My years as a professor, researcher, teacher and mentor gave me the skills to work in a co-creative relationship with top-level thinkers. It also helped me identify collaboration as the value on which I wanted to hang my hat.

But as I took my first steps, I hadn’t the foggiest idea what shape such a career could take. 

I tried my hand at the existing job titles that would leverage my love of language: copy editor, content writer, ghostwriter, writing coach. But once I was on the job, I would find my best relationships were those that transformed organically as we followed the creative process with one goal in mind: to let our dialogue lead the text towards the strongest possible version.
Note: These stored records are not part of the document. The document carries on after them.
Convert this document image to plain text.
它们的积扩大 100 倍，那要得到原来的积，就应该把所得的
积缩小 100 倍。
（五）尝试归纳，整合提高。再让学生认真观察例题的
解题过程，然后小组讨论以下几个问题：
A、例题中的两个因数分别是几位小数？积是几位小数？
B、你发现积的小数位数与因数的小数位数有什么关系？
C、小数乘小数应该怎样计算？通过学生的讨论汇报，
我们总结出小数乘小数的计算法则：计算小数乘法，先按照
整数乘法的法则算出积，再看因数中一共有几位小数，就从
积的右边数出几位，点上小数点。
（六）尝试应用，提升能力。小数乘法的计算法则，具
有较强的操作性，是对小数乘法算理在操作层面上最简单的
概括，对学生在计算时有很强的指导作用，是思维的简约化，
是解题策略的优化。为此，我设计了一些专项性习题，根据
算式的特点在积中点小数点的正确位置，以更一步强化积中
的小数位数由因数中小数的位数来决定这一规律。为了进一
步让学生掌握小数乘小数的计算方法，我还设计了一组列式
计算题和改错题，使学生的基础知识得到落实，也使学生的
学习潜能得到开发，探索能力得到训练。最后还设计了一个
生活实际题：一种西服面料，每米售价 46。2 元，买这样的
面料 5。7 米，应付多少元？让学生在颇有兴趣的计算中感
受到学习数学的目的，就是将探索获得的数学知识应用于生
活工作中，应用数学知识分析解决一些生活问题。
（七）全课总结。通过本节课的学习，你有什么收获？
How to describe such a relationship?

The metaphors I needed to think through my professional identity came to me through organic gardening – a passion I discovered in my first year as a freelancer: I help my clients prep the soil and sow the seeds of their ideas (thinning out all but the strongest), transplant the healthiest starts into the right environment, weed out the volunteers, prune back the excess growth, harvest at the peak of maturity, and save seeds for next year’s planting. These metaphors expanded my view of this vocation I was creating, helping me to realize that my unique gift is my ability to interact organically with people to help bring their ideas into written form. 

When I find the right metaphor - for myself or for a client - it feels like slipping on a brand new pair of glasses, as blurry edges come into sweet relief. Every part of writing gives me joy, from the click of an individual word choice to the excavation of a paragraph to the architecture of an entire book, and I use this passion to help others who have something to say.